Various guarantees create a right to privacy. They include: the First Amendment (with the implied right of association); the Third Amendment (prohibition against quartering of troops in peacetime without consent of the homeowner); the Fourth Amendment (with the implied rights associated with the express rights to be free in our persons, houses and effects from unreasonable searches and seizures); The Fifth Amendment (right against self-incrimination), and the Ninth Amendment which provides “The enumeration in the Constitution, of certain rights, shall not be construed to deny or disparage others retained by the people.” Among the rights to privacy is the right to intimacy in a marital relationship.
The law at issue here interferes with an intimate relation among a husband a wife and a physician in her role as to one aspect of a marital relationship. The State does not provide sufficient justification for doing so.

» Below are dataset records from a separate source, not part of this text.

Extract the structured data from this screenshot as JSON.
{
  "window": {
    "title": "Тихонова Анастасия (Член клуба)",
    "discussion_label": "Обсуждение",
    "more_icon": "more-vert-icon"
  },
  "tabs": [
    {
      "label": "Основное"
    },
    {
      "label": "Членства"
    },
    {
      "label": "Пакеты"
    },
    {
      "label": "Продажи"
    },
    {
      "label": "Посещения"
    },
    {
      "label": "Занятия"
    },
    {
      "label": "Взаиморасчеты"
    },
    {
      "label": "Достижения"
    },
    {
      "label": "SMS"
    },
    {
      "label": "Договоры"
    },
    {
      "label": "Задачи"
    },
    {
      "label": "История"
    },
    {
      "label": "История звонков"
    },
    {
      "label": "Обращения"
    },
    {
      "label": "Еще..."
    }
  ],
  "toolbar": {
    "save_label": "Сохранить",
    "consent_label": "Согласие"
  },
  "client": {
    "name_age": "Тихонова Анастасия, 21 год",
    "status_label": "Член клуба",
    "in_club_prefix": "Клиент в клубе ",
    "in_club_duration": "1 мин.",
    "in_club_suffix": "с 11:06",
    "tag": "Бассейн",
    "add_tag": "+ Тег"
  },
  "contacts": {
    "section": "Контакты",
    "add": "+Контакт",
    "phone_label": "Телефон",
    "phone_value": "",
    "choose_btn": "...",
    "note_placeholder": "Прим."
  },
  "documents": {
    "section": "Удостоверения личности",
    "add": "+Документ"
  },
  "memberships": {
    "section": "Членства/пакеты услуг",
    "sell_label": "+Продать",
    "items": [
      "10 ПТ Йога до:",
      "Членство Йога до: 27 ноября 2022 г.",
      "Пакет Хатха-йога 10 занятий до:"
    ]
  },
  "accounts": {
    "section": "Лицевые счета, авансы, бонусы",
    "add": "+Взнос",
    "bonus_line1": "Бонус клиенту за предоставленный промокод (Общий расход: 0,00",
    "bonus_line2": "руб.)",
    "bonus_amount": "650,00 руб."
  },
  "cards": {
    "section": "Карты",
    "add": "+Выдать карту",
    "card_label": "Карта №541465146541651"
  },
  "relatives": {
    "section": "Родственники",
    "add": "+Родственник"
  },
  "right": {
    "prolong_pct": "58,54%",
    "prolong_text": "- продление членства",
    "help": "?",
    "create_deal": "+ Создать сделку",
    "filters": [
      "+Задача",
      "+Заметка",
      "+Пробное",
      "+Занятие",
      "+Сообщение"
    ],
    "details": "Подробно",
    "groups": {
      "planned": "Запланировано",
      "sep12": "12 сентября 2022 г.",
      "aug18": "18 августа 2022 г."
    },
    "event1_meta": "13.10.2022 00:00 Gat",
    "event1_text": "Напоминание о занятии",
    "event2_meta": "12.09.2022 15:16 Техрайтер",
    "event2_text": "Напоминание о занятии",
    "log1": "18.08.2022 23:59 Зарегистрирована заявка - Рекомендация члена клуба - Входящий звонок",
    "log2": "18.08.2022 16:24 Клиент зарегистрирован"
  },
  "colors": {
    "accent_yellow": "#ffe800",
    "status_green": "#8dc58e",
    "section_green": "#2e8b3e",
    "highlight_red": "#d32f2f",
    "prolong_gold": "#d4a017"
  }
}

Strict scrutiny says that if a state or federal regulation is impairing a fundamental right, the court strictly scrutinizes the regulation. The objective pursued by the state must be compelling, and the means chosen must be necessary (nothing that would be less restrictive is available).

Dissent.
Justice Black: The government has the right to invade a person’s privacy, unless such an invasion is prohibited by some specific constitutional provision.
Justice Stewart: Justice Stewart could find no right of privacy in the Bill of Rights, in any other part of the United States Constitution, or in any case ever decided by the Supreme Court of the United States.
Concurrence.
Justice Harlan: The proper question in this case is whether the statute infringes on the Due Process Clause of the Fourteenth Amendment, because the law violates basic values implicit in the idea of ordered liberty.
Justice White: Justice White could not see how the Connecticut statute in any way furthers its purpose of preventing illicit sexual relationships.

Discussion. The right to privacy is not explicitly mentioned in the United States Constitution. This case reveals that such a right extends to activities relating to marriage. Later cases will further flesh out the right to privacy.